Charlie Luke se echó el sombrero tres centímetros hacia atrás y arqueó su magro estómago.

—Supongo que se casarán —indicó—. Algo me dice que lo harán, sí. El pobre chaval no lo sabe, por supuesto, pero tengo la impresión de que ella lo tiene más que claro.

Campion se quedó mirando su delgada figura, hasta que torció la esquina y se despidió con un último, vago gesto de la mano. El investigador aún estaba dándole vueltas a la cabeza.

Pero sonrió ampliamente al avanzar por el sendero del jardín. La señorita White iba a pasarlo bien, eso estaba claro.

Estaba cruzando el recibidor cuando se dio cuenta de que había subestimado a Renee. Allí estaba, fresca como una rosa, sentada en el último peldaño de la escalera.

—Ya era hora de que volviese —dijo, levantándose y rodeando su cuello con los brazos, con un abandono reservado solo para los momentos más especiales—. ¡Ah! ¡Es usted un hombre maravilloso!

Campion se dijo que nunca le habían rendido un mejor homenaje espontáneo. Renee lo cogió por el brazo y lo invitó a avanzar por el pasillo.

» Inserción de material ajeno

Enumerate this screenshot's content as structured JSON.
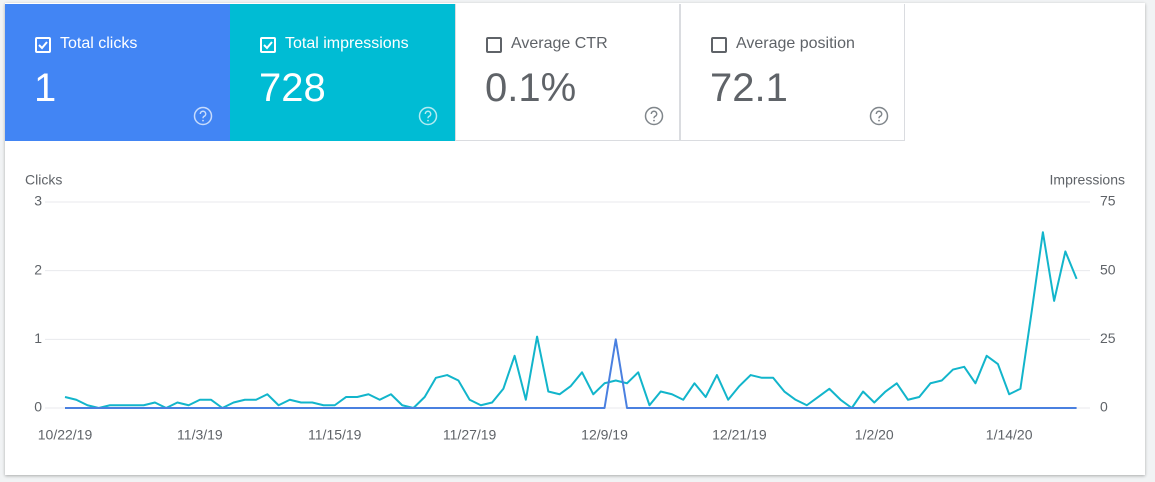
{
  "metrics": [
    {
      "label": "Total clicks",
      "value": "1",
      "checked": true,
      "color": "#4285f4"
    },
    {
      "label": "Total impressions",
      "value": "728",
      "checked": true,
      "color": "#00bcd4"
    },
    {
      "label": "Average CTR",
      "value": "0.1%",
      "checked": false,
      "color": "#ffffff"
    },
    {
      "label": "Average position",
      "value": "72.1",
      "checked": false,
      "color": "#ffffff"
    }
  ],
  "chart_data": {
    "type": "line",
    "ylabel": "Clicks",
    "y2label": "Impressions",
    "categories": [
      "10/22/19",
      null,
      null,
      null,
      null,
      null,
      null,
      null,
      null,
      null,
      null,
      null,
      "11/3/19",
      null,
      null,
      null,
      null,
      null,
      null,
      null,
      null,
      null,
      null,
      null,
      "11/15/19",
      null,
      null,
      null,
      null,
      null,
      null,
      null,
      null,
      null,
      null,
      null,
      "11/27/19",
      null,
      null,
      null,
      null,
      null,
      null,
      null,
      null,
      null,
      null,
      null,
      "12/9/19",
      null,
      null,
      null,
      null,
      null,
      null,
      null,
      null,
      null,
      null,
      null,
      "12/21/19",
      null,
      null,
      null,
      null,
      null,
      null,
      null,
      null,
      null,
      null,
      null,
      "1/2/20",
      null,
      null,
      null,
      null,
      null,
      null,
      null,
      null,
      null,
      null,
      null,
      "1/14/20",
      null,
      null,
      null,
      null,
      null,
      null
    ],
    "series": [
      {
        "color": "#4a80e0",
        "axis": "y",
        "values": [
          0,
          0,
          0,
          0,
          0,
          0,
          0,
          0,
          0,
          0,
          0,
          0,
          0,
          0,
          0,
          0,
          0,
          0,
          0,
          0,
          0,
          0,
          0,
          0,
          0,
          0,
          0,
          0,
          0,
          0,
          0,
          0,
          0,
          0,
          0,
          0,
          0,
          0,
          0,
          0,
          0,
          0,
          0,
          0,
          0,
          0,
          0,
          0,
          0,
          1,
          0,
          0,
          0,
          0,
          0,
          0,
          0,
          0,
          0,
          0,
          0,
          0,
          0,
          0,
          0,
          0,
          0,
          0,
          0,
          0,
          0,
          0,
          0,
          0,
          0,
          0,
          0,
          0,
          0,
          0,
          0,
          0,
          0,
          0,
          0,
          0,
          0,
          0,
          0,
          0,
          0
        ]
      },
      {
        "color": "#12b5cb",
        "axis": "y2",
        "values": [
          4,
          3,
          1,
          0,
          1,
          1,
          1,
          1,
          2,
          0,
          2,
          1,
          3,
          3,
          0,
          2,
          3,
          3,
          5,
          1,
          3,
          2,
          2,
          1,
          1,
          4,
          4,
          5,
          3,
          5,
          1,
          0,
          4,
          11,
          12,
          10,
          3,
          1,
          2,
          7,
          19,
          3,
          26,
          6,
          5,
          8,
          13,
          5,
          9,
          10,
          9,
          13,
          1,
          6,
          5,
          3,
          9,
          4,
          12,
          3,
          8,
          12,
          11,
          11,
          6,
          3,
          1,
          4,
          7,
          3,
          0,
          6,
          2,
          6,
          9,
          3,
          4,
          9,
          10,
          14,
          15,
          9,
          19,
          16,
          5,
          7,
          35,
          64,
          39,
          57,
          47
        ]
      }
    ],
    "ylim": [
      0,
      3
    ],
    "yticks": [
      0,
      1,
      2,
      3
    ],
    "y2lim": [
      0,
      75
    ],
    "y2ticks": [
      0,
      25,
      50,
      75
    ],
    "grid": true
  }
}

—Vamos a tomar un café. ¡Vaya nochecita hemos pasado! ¡La prensa no nos ha dejado en paz! Como en los viejos tiempos del teatro. No tengo ni idea de qué van a poner en los periódicos de hoy. Jessica ha estado preparándole uno de esos brebajes suyos, pero lo he tirado por el fregadero. Cuando la vea, le diré que se lo ha bebido y le ha gustado mucho. Y, bueno, Clarrie ha estado atendiendo al señor Lugg… Un hombre muy especial… Ha estado sirviéndole una botella muy especial que yo tenía reservada. No se enfade con ellos. Haga como que no se ha fijado. Los pobres estaban tan sedientos después de todos estos problemas…

Campion soltó una carcajada. Por el momento, aquella mujer no le había dejado decir palabra, y parecía seguir empeñada en no hacerlo.

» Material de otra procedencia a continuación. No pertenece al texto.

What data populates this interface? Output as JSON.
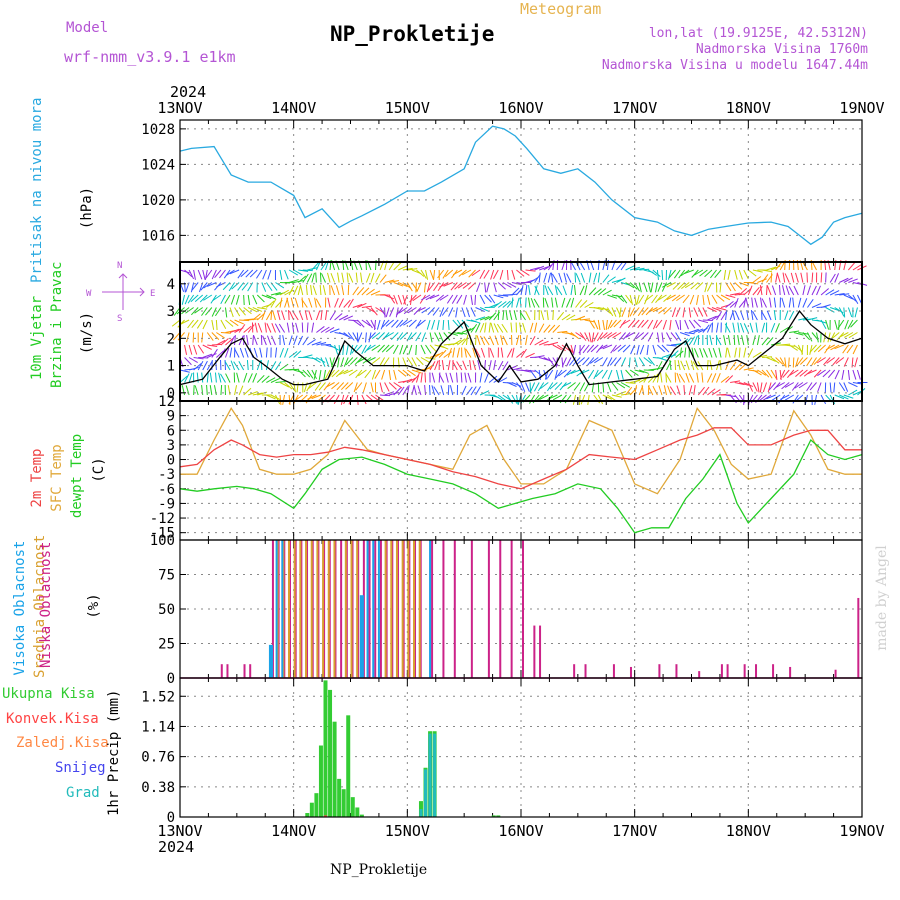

—Ah, se me olvidaba, otra vez. Hay una carta para usted. Llegó ayer por la mañana, pero nadie se acordó de entregársela. Ahí está, querido, en esa bandeja. La escritura es de mujer, así que será una carta personal. Mejor que la lea. Voy a hacer el café. No tarde, que se enfría.

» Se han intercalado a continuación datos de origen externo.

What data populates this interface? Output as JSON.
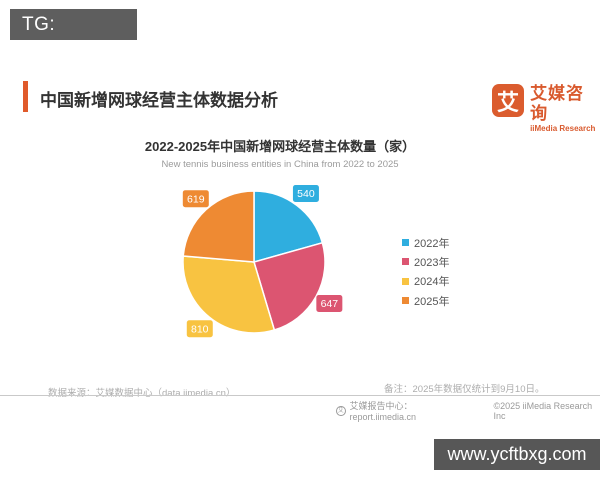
{
  "watermarks": {
    "tg": "TG: MYYJJPP",
    "site": "www.ycftbxg.com"
  },
  "header": {
    "title": "中国新增网球经营主体数据分析",
    "accent_color": "#E05A2B",
    "logo": {
      "icon_char": "艾",
      "cn": "艾媒咨询",
      "en": "iiMedia Research",
      "brand_color": "#DB5C2E"
    }
  },
  "chart_data": {
    "type": "pie",
    "title": "2022-2025年中国新增网球经营主体数量（家）",
    "subtitle": "New tennis business entities in China from 2022 to 2025",
    "legend_position": "right",
    "start_angle_deg": 0,
    "direction": "clockwise",
    "segments": [
      {
        "label": "2022年",
        "value": 540,
        "color": "#2FAEDF"
      },
      {
        "label": "2023年",
        "value": 647,
        "color": "#DC5571"
      },
      {
        "label": "2024年",
        "value": 810,
        "color": "#F8C341"
      },
      {
        "label": "2025年",
        "value": 619,
        "color": "#EE8A33"
      }
    ]
  },
  "footer": {
    "source": "数据来源：艾媒数据中心（data.iimedia.cn）",
    "note": "备注：2025年数据仅统计到9月10日。",
    "badge_char": "艾",
    "report_center": "艾媒报告中心：report.iimedia.cn",
    "copyright": "©2025  iiMedia Research  Inc"
  }
}
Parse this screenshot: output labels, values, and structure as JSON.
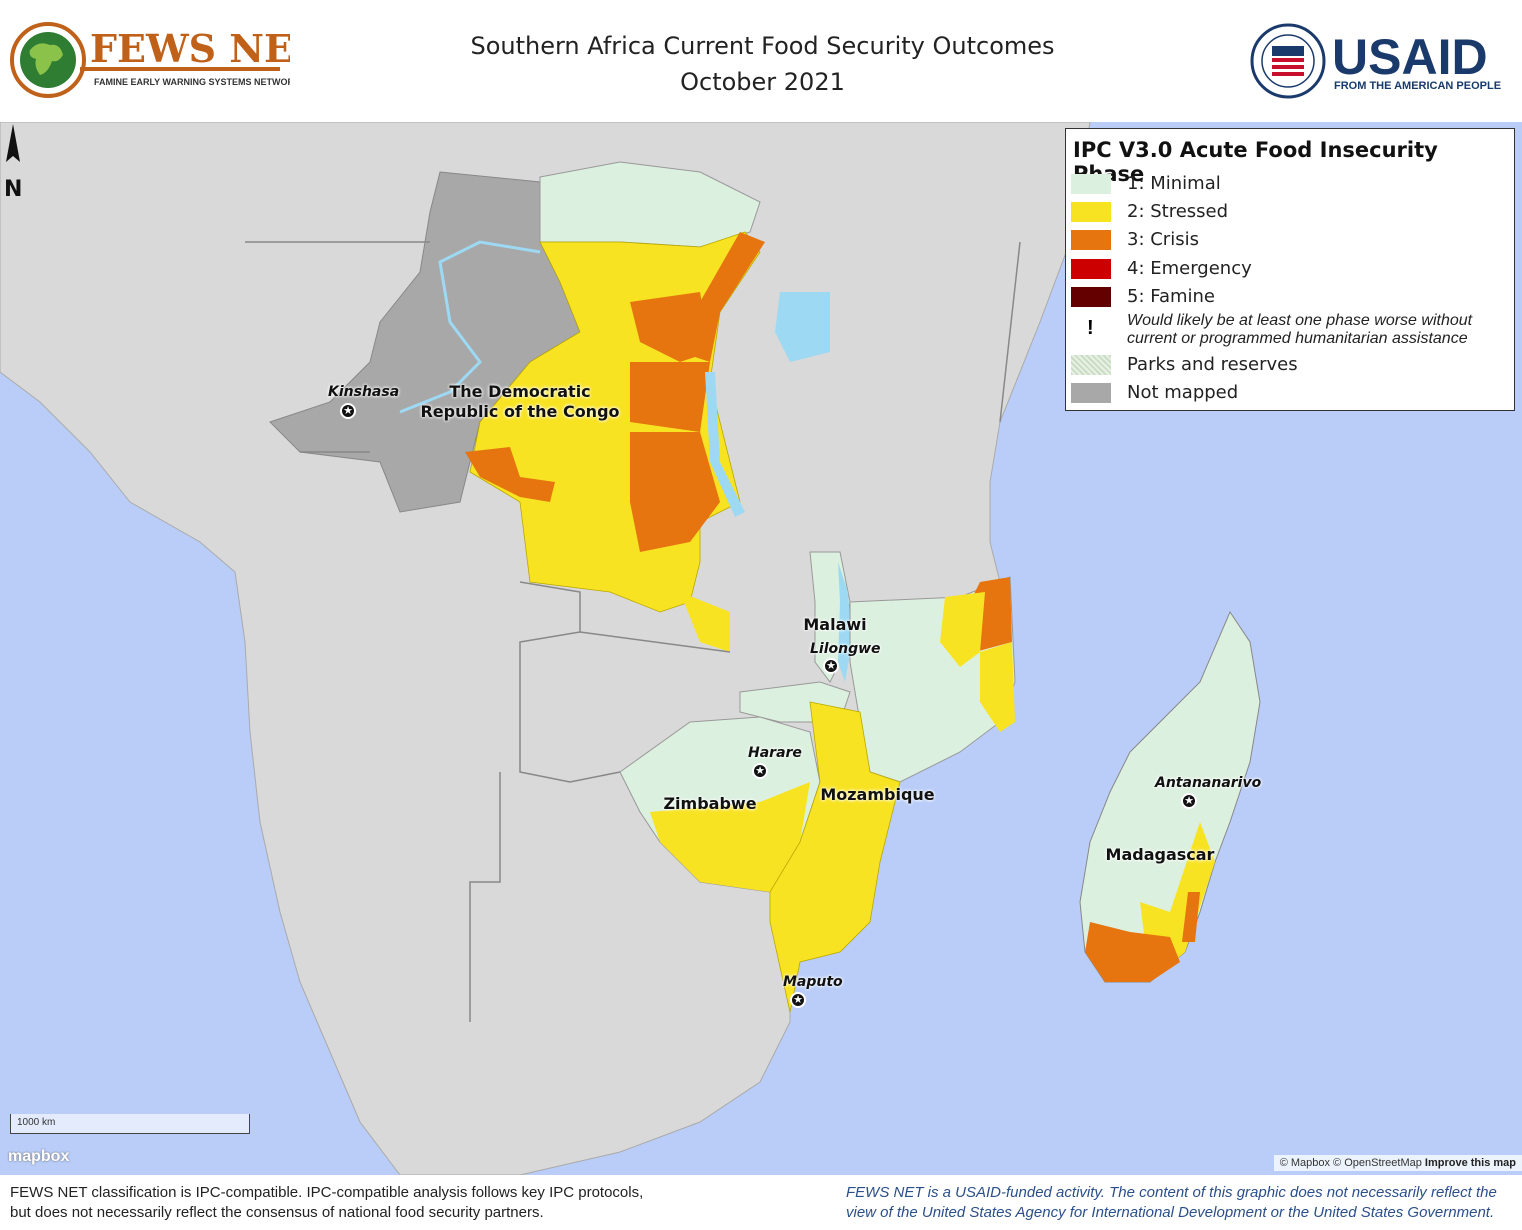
{
  "header": {
    "title_line1": "Southern Africa Current Food Security Outcomes",
    "title_line2": "October 2021",
    "fews_logo_text": "FEWS NET",
    "fews_logo_subtext": "FAMINE EARLY WARNING SYSTEMS NETWORK",
    "usaid_logo_text": "USAID",
    "usaid_tagline": "FROM THE AMERICAN PEOPLE"
  },
  "legend": {
    "title": "IPC V3.0 Acute Food Insecurity Phase",
    "items": [
      {
        "label": "1: Minimal",
        "color": "#dcf0df"
      },
      {
        "label": "2: Stressed",
        "color": "#f8e323"
      },
      {
        "label": "3: Crisis",
        "color": "#e6740f"
      },
      {
        "label": "4: Emergency",
        "color": "#cc0000"
      },
      {
        "label": "5: Famine",
        "color": "#650000"
      }
    ],
    "assistance_symbol": "!",
    "assistance_line1": "Would likely be at least one phase worse without",
    "assistance_line2": "current or programmed humanitarian assistance",
    "parks_label": "Parks and reserves",
    "not_mapped_label": "Not mapped",
    "not_mapped_color": "#a8a8a8"
  },
  "map": {
    "country_labels": {
      "drc_line1": "The Democratic",
      "drc_line2": "Republic of the Congo",
      "malawi": "Malawi",
      "zimbabwe": "Zimbabwe",
      "mozambique": "Mozambique",
      "madagascar": "Madagascar"
    },
    "cities": {
      "kinshasa": "Kinshasa",
      "lilongwe": "Lilongwe",
      "harare": "Harare",
      "antananarivo": "Antananarivo",
      "maputo": "Maputo"
    },
    "scale_label": "1000 km",
    "mapbox_label": "mapbox",
    "attribution": "© Mapbox © OpenStreetMap",
    "improve_link": "Improve this map",
    "north_label": "N",
    "colors": {
      "ocean": "#b9cdf8",
      "land": "#d9d9d9",
      "lake": "#9dd9f3"
    }
  },
  "footer": {
    "left_line1": "FEWS NET classification is IPC-compatible. IPC-compatible analysis follows key IPC protocols,",
    "left_line2": "but does not necessarily reflect the consensus of national food security partners.",
    "right_line1": "FEWS NET is a USAID-funded activity. The content of this graphic does not necessarily reflect the",
    "right_line2": "view of the United States Agency for International Development or the United States Government."
  }
}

Se marchó revoloteando como una mariposa ajada pero valiente. Campion cogió la carta y se acercó a la lámpara del recibidor para leerla. La característica letra de su esposa le sonrió desde la única cuartilla.

Querido Albert:

Gracias por hacerme saber que al final no vas a ser gobernador de esa isla, cosa de la que me alegro mucho. El nuevo avión a reacción del modelo Querubim pronto entrará en la fase de pruebas, de forma que voy a seguir aquí con Alan y Val, por si me necesitas. El joven Sexton Blake se pasa el día dibujando. Hongos, todo el tiempo. Lo que me parecía muy bonito e inocente, hasta que el otro día vi lo que pone debajo de todos los dibujos: «¡BUM!», en todos los casos.

He estado siguiendo en los periódicos este caso en el que andas metido, pero me temo que la información es muy incompleta, de forma que no voy a hacer sugerencias que puedan ser desatinadas. Espero verte muy pronto.

Con todo mi amor,

Amanda

Posdata: No puedo evitarlo. ¿Has pensado en ese director de la sucursal bancaria? Da la impresión de ser muy retorcido.

Campion releyó la nota y miró el matasellos cinco veces. Estaba doblando con cuidado la cuartilla para metérsela en un bolsillo interior cuando oyó un curioso gemido sordo. Alguien estaba intentando cantar. Lugg, seguramente, a juzgar por aquel horrendo sonido.